Concerns have been raised about the impact a proposed access road into the St Andrews West development could have on local wildlife and the town’s arboretum.
A planning application was submitted to Fife Council at the end of October, seeking approval for the construction of a link road and roundabout.
The road would link the St Andrews West development with the A91. However, some local residents have criticised the location of the road, as it will cut through an arboretum in the North Haugh.
Judy Dowling, a tree recorder for the Woodland Trust, said that the area hosts an array of wildlife and special trees.
She fears that the creation of the access road could decimate this area of the town.
“I am very, very concerned about the route going through the arboretum, and also for the wildlife in that area,” Judy explained.

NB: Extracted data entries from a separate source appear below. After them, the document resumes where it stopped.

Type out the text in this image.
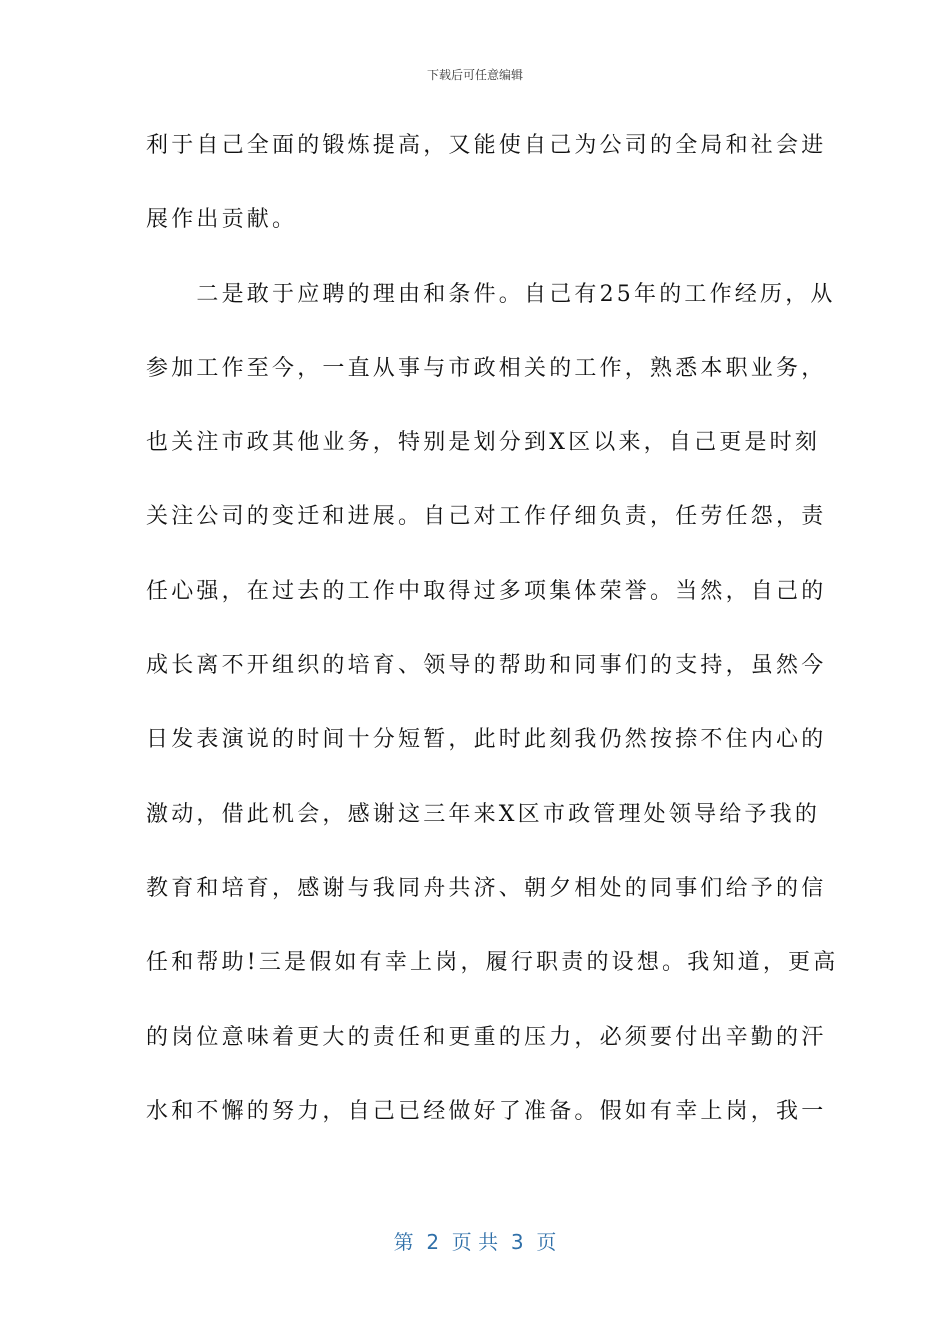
下载后可任意编辑
利于自己全面的锻炼提高，又能使自己为公司的全局和社会进
展作出贡献。
　　二是敢于应聘的理由和条件。自己有25年的工作经历，从
参加工作至今，一直从事与市政相关的工作，熟悉本职业务，
也关注市政其他业务，特别是划分到X区以来，自己更是时刻
关注公司的变迁和进展。自己对工作仔细负责，任劳任怨，责
任心强，在过去的工作中取得过多项集体荣誉。当然，自己的
成长离不开组织的培育、领导的帮助和同事们的支持，虽然今
日发表演说的时间十分短暂，此时此刻我仍然按捺不住内心的
激动，借此机会，感谢这三年来X区市政管理处领导给予我的
教育和培育，感谢与我同舟共济、朝夕相处的同事们给予的信
任和帮助!三是假如有幸上岗，履行职责的设想。我知道，更高
的岗位意味着更大的责任和更重的压力，必须要付出辛勤的汗
水和不懈的努力，自己已经做好了准备。假如有幸上岗，我一
第  2  页 共  3  页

However, a spokesman for St Andrews West LLP, which submitted the planning application, said: “The proposals allow the retention and enhancement of the existing pond along with replacement tree planting and ecological improvements.”
Judy added: “I am not trying to stop the development nor do I want to slow it down. But I think the developer needs to look at the bigger picture.
“Why can they not put the road through other land and try and avoid the wildlife? It is such a big road, of course the wildlife will go.”
Judy has called on St Andrews West LLP to come up with another solution. She said: “I think they need to look again at the access. I just want them to use their imagination and think outside the box.”
Judy is not the only local resident who has shared concerns about the access road.
Comments have been left on planning application page, objecting to the planned route and expressing concern about the impact the road could have on local wildlife and the arboretum.
Judy added: “I suggest other people concerned put comments on the planning application.”
A spokesman for St Andrews West LLP said: “The team have undertaken a wide ranging and detailed assessment of the characteristics of the North Haugh area including consideration of arboricultural, ecological, cultural and built heritage, engineering, and flood risk matters.
“Against this, alternative routes for the proposed road have been tested. Having done all of this, the most appropriate location for the roundabout and route for the road was reached and is subject to the current planning application.
“Various reports have been submitted with the application, in particular, the Road Options Appraisal Report, which provides information on the many matters considered and why the route of the road proposed in the application was reached.”